Last year, my professor in Public International Law asked us to submit an essay on Customary International Law. However, he wanted it hand-written. It would have made no difference to me whether it was hand-written or type-written. After all, I came from a generation where we had no computers growing up. The exception when I was in college was the typewritten essays. Most are submitted hand-written. If the paper is required to be in type written form, everyone would first complete a hand-written final draft and copy this draft using a manual typewriter (the IBM Selectrics were expensive tools that were not available to households). Drafting the paper by long hand was easier. The alternative if done directly through the typewriter would be minutes erasing the error with an ordinary eraser (we had no Typex or the liquid correcting fluid yet) or pulling out the bond paper altogether and starting all over again. The exercise would be made complicated if we wanted a copy of the paper for ourselves.
Advances in computer technology have changed all that.
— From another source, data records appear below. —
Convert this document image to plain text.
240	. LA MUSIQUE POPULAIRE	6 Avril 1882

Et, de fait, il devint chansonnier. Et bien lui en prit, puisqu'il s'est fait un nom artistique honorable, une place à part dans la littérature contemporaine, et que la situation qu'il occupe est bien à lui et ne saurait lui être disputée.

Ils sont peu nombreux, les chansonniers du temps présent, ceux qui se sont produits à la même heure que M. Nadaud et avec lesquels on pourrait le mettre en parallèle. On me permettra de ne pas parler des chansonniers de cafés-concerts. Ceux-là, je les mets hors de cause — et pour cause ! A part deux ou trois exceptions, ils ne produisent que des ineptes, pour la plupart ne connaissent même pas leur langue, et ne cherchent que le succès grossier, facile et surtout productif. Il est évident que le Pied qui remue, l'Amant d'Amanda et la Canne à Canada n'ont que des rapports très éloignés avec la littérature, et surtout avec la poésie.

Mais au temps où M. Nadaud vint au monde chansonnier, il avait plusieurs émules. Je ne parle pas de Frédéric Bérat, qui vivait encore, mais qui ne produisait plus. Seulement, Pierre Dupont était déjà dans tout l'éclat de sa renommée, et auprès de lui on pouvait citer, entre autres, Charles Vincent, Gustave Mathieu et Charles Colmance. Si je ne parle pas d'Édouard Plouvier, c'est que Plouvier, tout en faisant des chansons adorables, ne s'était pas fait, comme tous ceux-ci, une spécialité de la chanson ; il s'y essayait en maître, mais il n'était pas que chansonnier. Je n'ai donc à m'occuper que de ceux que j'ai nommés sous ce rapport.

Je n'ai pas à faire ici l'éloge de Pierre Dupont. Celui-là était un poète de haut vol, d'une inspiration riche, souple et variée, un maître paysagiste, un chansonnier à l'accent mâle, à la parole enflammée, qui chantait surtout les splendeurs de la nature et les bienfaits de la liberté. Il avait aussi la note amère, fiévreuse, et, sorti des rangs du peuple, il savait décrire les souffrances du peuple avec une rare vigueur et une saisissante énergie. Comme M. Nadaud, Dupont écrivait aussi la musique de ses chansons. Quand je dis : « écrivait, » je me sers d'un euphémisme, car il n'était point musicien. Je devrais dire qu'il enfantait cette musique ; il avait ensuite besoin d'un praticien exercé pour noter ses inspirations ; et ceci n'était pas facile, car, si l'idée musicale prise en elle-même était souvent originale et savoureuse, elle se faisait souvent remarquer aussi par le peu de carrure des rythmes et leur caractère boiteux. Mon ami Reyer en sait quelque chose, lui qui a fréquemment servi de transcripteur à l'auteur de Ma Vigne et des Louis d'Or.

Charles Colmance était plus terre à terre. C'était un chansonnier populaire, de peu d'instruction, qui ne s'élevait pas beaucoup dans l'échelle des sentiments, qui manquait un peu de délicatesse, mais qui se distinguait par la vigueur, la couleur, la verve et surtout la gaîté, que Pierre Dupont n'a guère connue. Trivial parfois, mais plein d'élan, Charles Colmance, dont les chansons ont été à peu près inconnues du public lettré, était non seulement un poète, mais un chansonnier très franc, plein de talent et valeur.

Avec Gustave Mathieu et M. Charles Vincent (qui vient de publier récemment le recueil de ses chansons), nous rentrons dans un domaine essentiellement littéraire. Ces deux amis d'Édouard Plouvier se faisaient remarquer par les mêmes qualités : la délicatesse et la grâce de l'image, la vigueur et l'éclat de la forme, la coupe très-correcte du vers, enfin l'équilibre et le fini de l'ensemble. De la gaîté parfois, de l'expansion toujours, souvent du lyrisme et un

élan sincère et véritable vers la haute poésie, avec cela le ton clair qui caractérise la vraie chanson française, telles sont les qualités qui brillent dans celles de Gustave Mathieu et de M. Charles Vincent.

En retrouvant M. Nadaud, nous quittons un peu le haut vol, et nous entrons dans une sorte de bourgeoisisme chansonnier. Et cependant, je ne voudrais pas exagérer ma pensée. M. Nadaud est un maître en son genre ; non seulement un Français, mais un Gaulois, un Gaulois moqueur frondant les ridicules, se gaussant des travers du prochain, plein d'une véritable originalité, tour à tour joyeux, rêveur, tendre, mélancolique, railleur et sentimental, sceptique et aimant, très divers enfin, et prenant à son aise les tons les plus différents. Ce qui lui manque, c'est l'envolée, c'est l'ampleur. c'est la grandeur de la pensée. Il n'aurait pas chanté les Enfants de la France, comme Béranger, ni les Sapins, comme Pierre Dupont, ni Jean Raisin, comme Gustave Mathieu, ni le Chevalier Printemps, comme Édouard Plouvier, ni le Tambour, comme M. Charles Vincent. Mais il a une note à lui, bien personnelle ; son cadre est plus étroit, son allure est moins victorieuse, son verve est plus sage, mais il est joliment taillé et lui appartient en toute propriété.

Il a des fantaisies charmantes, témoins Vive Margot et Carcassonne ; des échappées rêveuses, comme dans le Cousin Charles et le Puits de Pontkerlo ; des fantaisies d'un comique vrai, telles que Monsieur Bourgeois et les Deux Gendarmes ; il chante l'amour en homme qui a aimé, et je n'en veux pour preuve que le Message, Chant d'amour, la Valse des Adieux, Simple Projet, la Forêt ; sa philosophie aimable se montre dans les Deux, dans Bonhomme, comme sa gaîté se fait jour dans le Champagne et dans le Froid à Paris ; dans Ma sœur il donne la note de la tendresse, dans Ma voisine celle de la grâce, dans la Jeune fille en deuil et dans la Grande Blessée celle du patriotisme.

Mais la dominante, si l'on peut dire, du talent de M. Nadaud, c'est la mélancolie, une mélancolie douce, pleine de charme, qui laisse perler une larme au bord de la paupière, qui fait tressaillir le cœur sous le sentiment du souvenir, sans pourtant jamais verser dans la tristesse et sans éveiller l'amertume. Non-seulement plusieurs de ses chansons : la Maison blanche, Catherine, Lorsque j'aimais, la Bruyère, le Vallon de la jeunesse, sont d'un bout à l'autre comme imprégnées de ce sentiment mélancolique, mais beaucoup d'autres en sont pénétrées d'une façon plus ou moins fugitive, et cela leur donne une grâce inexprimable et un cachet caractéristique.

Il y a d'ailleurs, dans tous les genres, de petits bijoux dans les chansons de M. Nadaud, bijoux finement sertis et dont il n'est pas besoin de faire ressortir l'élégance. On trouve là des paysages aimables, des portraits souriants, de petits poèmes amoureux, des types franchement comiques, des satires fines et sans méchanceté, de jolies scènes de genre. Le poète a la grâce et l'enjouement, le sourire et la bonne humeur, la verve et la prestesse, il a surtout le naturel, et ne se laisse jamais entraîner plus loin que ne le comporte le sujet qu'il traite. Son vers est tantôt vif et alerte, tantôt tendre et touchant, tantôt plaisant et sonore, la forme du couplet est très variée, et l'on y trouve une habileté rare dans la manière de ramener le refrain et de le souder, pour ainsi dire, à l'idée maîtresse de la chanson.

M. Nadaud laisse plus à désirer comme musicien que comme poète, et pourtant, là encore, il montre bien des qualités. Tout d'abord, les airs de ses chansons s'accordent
In doing the paper for my Public International Law subject, I found myself doing the reverse of what I used to do while in college. Instead of drafting and finalizing the paper by long hand, I found myself drafting the paper using the computer instead. Only after that did I transcribe the draft long hand.
This is just an example of changes in the way we do thing that occurred with the advent of computer technology. There are many more and changes will continue to occur as technology further improves.
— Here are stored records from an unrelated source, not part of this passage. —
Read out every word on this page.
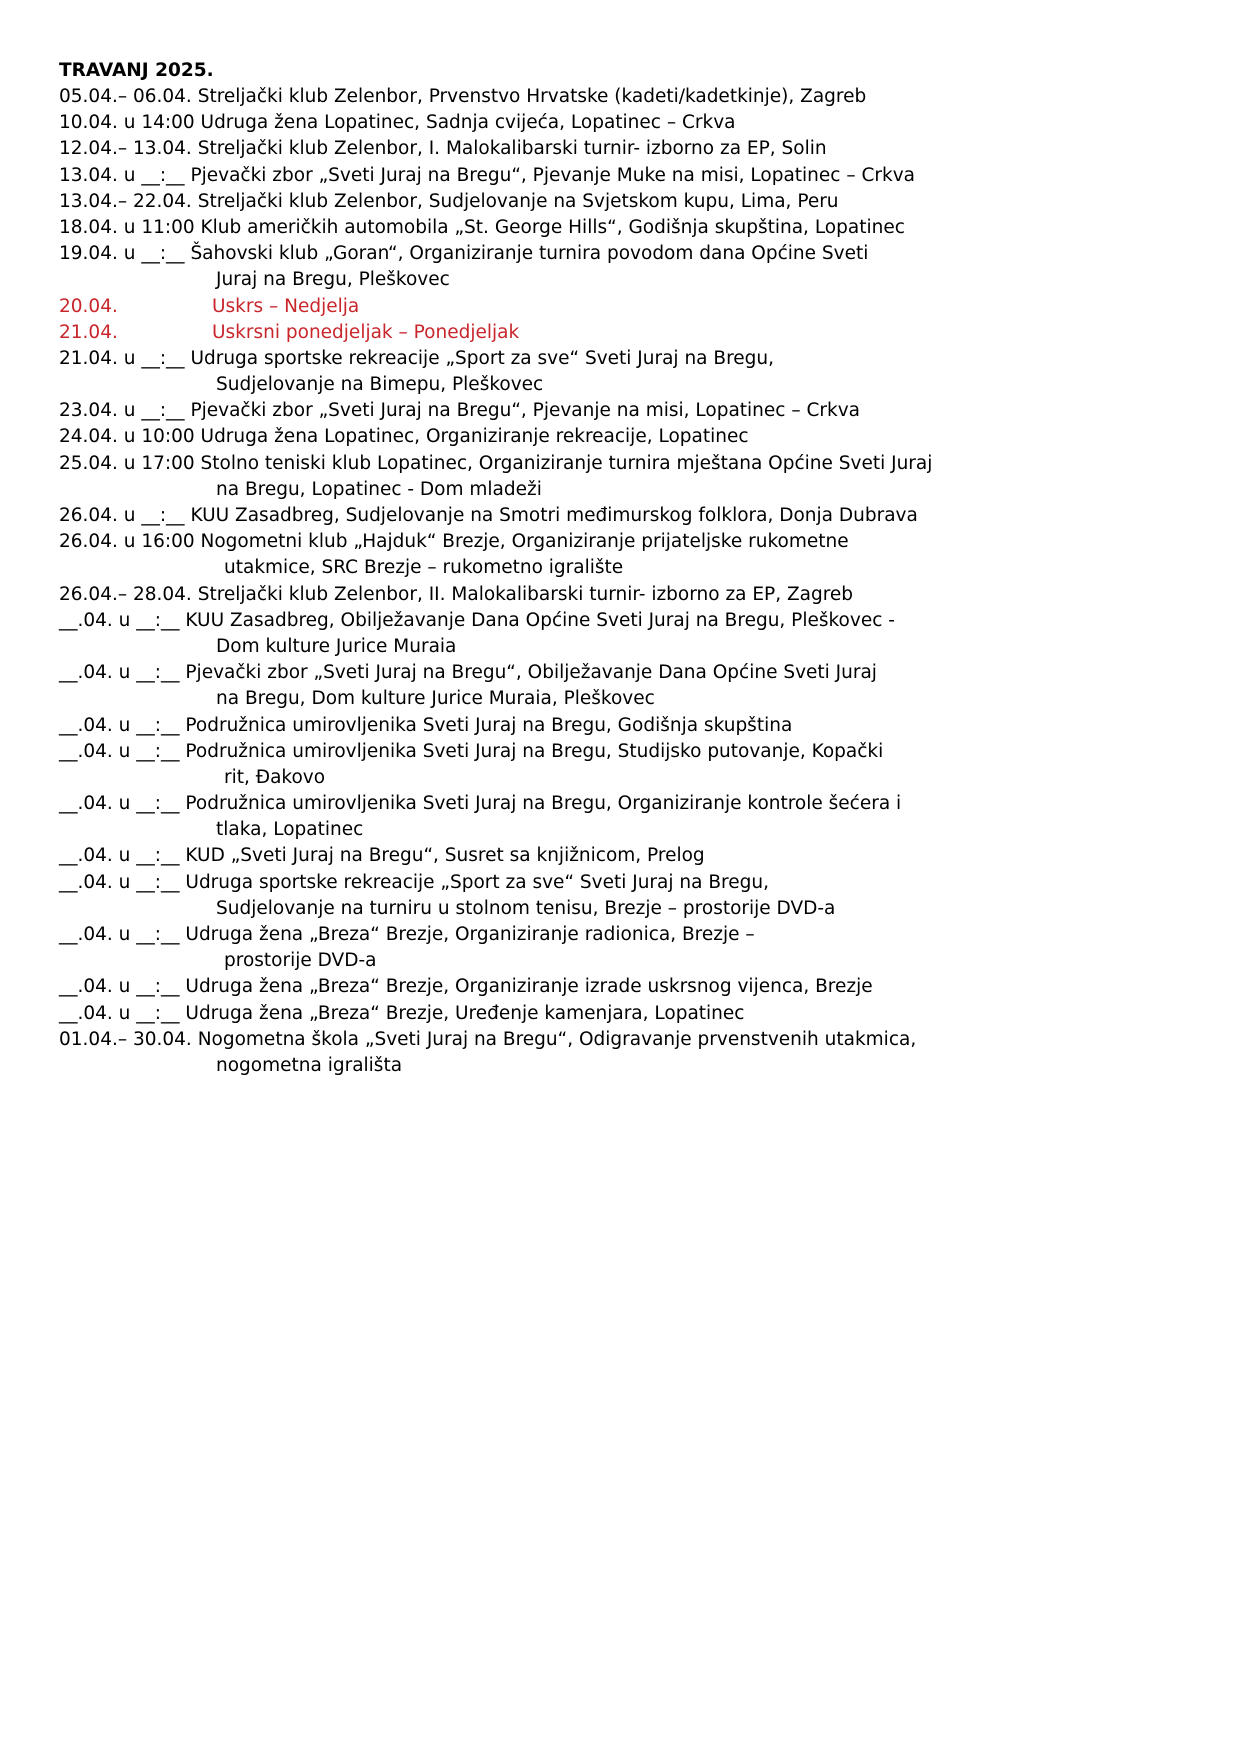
TRAVANJ 2025.
05.04.– 06.04. Streljački klub Zelenbor, Prvenstvo Hrvatske (kadeti/kadetkinje), Zagreb
10.04. u 14:00 Udruga žena Lopatinec, Sadnja cvijeća, Lopatinec – Crkva
12.04.– 13.04. Streljački klub Zelenbor, I. Malokalibarski turnir- izborno za EP, Solin
13.04. u __:__ Pjevački zbor „Sveti Juraj na Bregu“, Pjevanje Muke na misi, Lopatinec – Crkva
13.04.– 22.04. Streljački klub Zelenbor, Sudjelovanje na Svjetskom kupu, Lima, Peru
18.04. u 11:00 Klub američkih automobila „St. George Hills“, Godišnja skupština, Lopatinec
19.04. u __:__ Šahovski klub „Goran“, Organiziranje turnira povodom dana Općine Sveti
Juraj na Bregu, Pleškovec
20.04.	Uskrs – Nedjelja
21.04.	Uskrsni ponedjeljak – Ponedjeljak
21.04. u __:__ Udruga sportske rekreacije „Sport za sve“ Sveti Juraj na Bregu,
Sudjelovanje na Bimepu, Pleškovec
23.04. u __:__ Pjevački zbor „Sveti Juraj na Bregu“, Pjevanje na misi, Lopatinec – Crkva
24.04. u 10:00 Udruga žena Lopatinec, Organiziranje rekreacije, Lopatinec
25.04. u 17:00 Stolno teniski klub Lopatinec, Organiziranje turnira mještana Općine Sveti Juraj
na Bregu, Lopatinec - Dom mladeži
26.04. u __:__ KUU Zasadbreg, Sudjelovanje na Smotri međimurskog folklora, Donja Dubrava
26.04. u 16:00 Nogometni klub „Hajduk“ Brezje, Organiziranje prijateljske rukometne
utakmice, SRC Brezje – rukometno igralište
26.04.– 28.04. Streljački klub Zelenbor, II. Malokalibarski turnir- izborno za EP, Zagreb
__.04. u __:__ KUU Zasadbreg, Obilježavanje Dana Općine Sveti Juraj na Bregu, Pleškovec -
Dom kulture Jurice Muraia
__.04. u __:__ Pjevački zbor „Sveti Juraj na Bregu“, Obilježavanje Dana Općine Sveti Juraj
na Bregu, Dom kulture Jurice Muraia, Pleškovec
__.04. u __:__ Podružnica umirovljenika Sveti Juraj na Bregu, Godišnja skupština
__.04. u __:__ Podružnica umirovljenika Sveti Juraj na Bregu, Studijsko putovanje, Kopački
rit, Đakovo
__.04. u __:__ Podružnica umirovljenika Sveti Juraj na Bregu, Organiziranje kontrole šećera i
tlaka, Lopatinec
__.04. u __:__ KUD „Sveti Juraj na Bregu“, Susret sa knjižnicom, Prelog
__.04. u __:__ Udruga sportske rekreacije „Sport za sve“ Sveti Juraj na Bregu,
Sudjelovanje na turniru u stolnom tenisu, Brezje – prostorije DVD-a
__.04. u __:__ Udruga žena „Breza“ Brezje, Organiziranje radionica, Brezje –
prostorije DVD-a
__.04. u __:__ Udruga žena „Breza“ Brezje, Organiziranje izrade uskrsnog vijenca, Brezje
__.04. u __:__ Udruga žena „Breza“ Brezje, Uređenje kamenjara, Lopatinec
01.04.– 30.04. Nogometna škola „Sveti Juraj na Bregu“, Odigravanje prvenstvenih utakmica,
nogometna igrališta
However, most, if not all, of us are not very conscious of the ramifications of these changes in our everyday life. When I was still in the corporate world and we were rapidly switching to e-mails as the main mode of communicating with clients, I was very worried about paper trails to evidence transactions. The evidence, so to speak, is lodged somewhere in the hard drive and could be lost either due to a computer virus through the inadvertent or wilful use of the delete key. A system had to be designed and implemented to preserve these important documents just to be safe.
While it is impossible to anticipate the changes that will be brought about in the future by technological innovations, it would be disastrous if we do not acknowledge that these changes may affect our individual rights and duties which need to be protected or enforced at all times. We must therefore be even more vigilant in preserving these rights as the unstoppable developments in computer technology continue.